# rational function

• May 14th 2008, 01:43 PM
mikedwd
rational function
Hello,

I'm left with the instructions:

"A rational function, R(x) has the following characteristics: a vertical asymptote at x=3, a horizontal asymptote at y=2, and a hole at (2,-2). Sketch the function and determine what it could be."

The function I have created thus far is
Code:

`2x(x-2) / (x-3)(x-2)`
The problem is even though I have a hole for my function at x=2, the hole does not occur when y=-2.

My instructions are to "Describe what you must do in order for the hole to appear at (2,-2). Find a."

I suppose that a is a factor (or rather (x-a) or something of that format) which I need to apply to my function to create a hole at (2,-2), but I have never done this before and I've tried just plowing through math to figure this out, but I have no method!

Thanks a lot if you can help.

-Mike
• May 14th 2008, 01:50 PM
mikedwd
Oh, I've found this:

http://www.mathhelpforum.com/math-he...functions.html

Quite sorry, I'll read through this thread and decide if I should delete!

• May 14th 2008, 06:45 PM
topsquark
Quote:

Originally Posted by mikedwd
Oh, I've found this:

http://www.mathhelpforum.com/math-he...functions.html

Quite sorry, I'll read through this thread and decide if I should delete!

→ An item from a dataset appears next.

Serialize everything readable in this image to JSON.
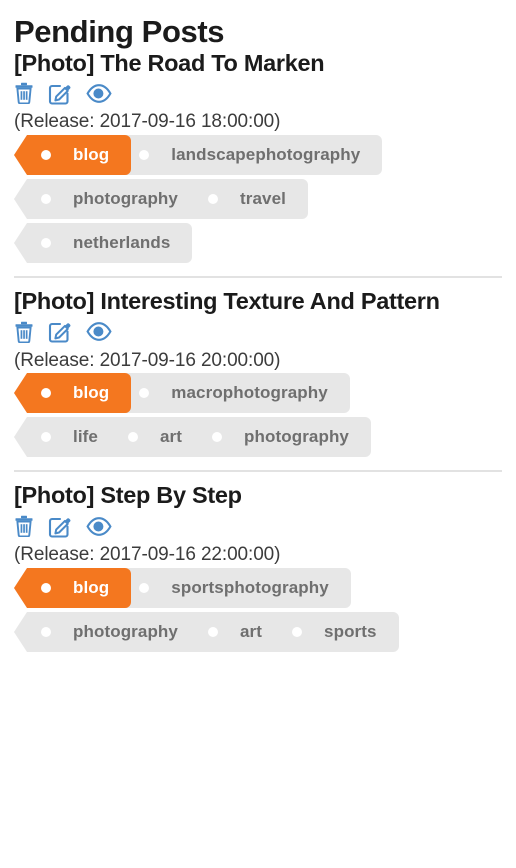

Moderators (and Ads) can delete threads if they feel it is necessary. I think this thread provides some good food for thought for someone who has similar questions, so I see no need to delete it.

-Dan
• May 14th 2008, 07:17 PM
mr fantastic
Quote:

Originally Posted by mikedwd
Hello,

I'm left with the instructions:

"A rational function, R(x) has the following characteristics: a vertical asymptote at x=3, a horizontal asymptote at y=2, and a hole at (2,-2). Sketch the function and determine what it could be."

The function I have created thus far is
Code:

`2x(x-2) / (x-3)(x-2)`
The problem is even though I have a hole for my function at x=2, the hole does not occur when y=-2.

My instructions are to "Describe what you must do in order for the hole to appear at (2,-2). Find a."

I suppose that a is a factor (or rather (x-a) or something of that format) which I need to apply to my function to create a hole at (2,-2), but I have never done this before and I've tried just plowing through math to figure this out, but I have no method!

Thanks a lot if you can help.

-Mike

goes a long way to solving the problem.

But doing it your way, you have
Code:

`2x(x-2) / (x-3)(x-2)`
but you get the wrong value of y for the hole. You get (2, -4) instead of (2, -2) .....

The problem with your function is that you need
Code:

`y = 2x / (x-3)`
to be modified in some way so that when x = 2, y = -2. At the same time you need to make sure that y = 2 remains a horizontal asymptote .......

So why not consider finding the value of A such that
Code:

`y = (2x + A) / (x-3)`
gives y = -2 when x = 2 ......

Then your final function will be
Code:

`(2x + A)(x-2) / (x-3)(x-2)`
which can be simplified as necessary.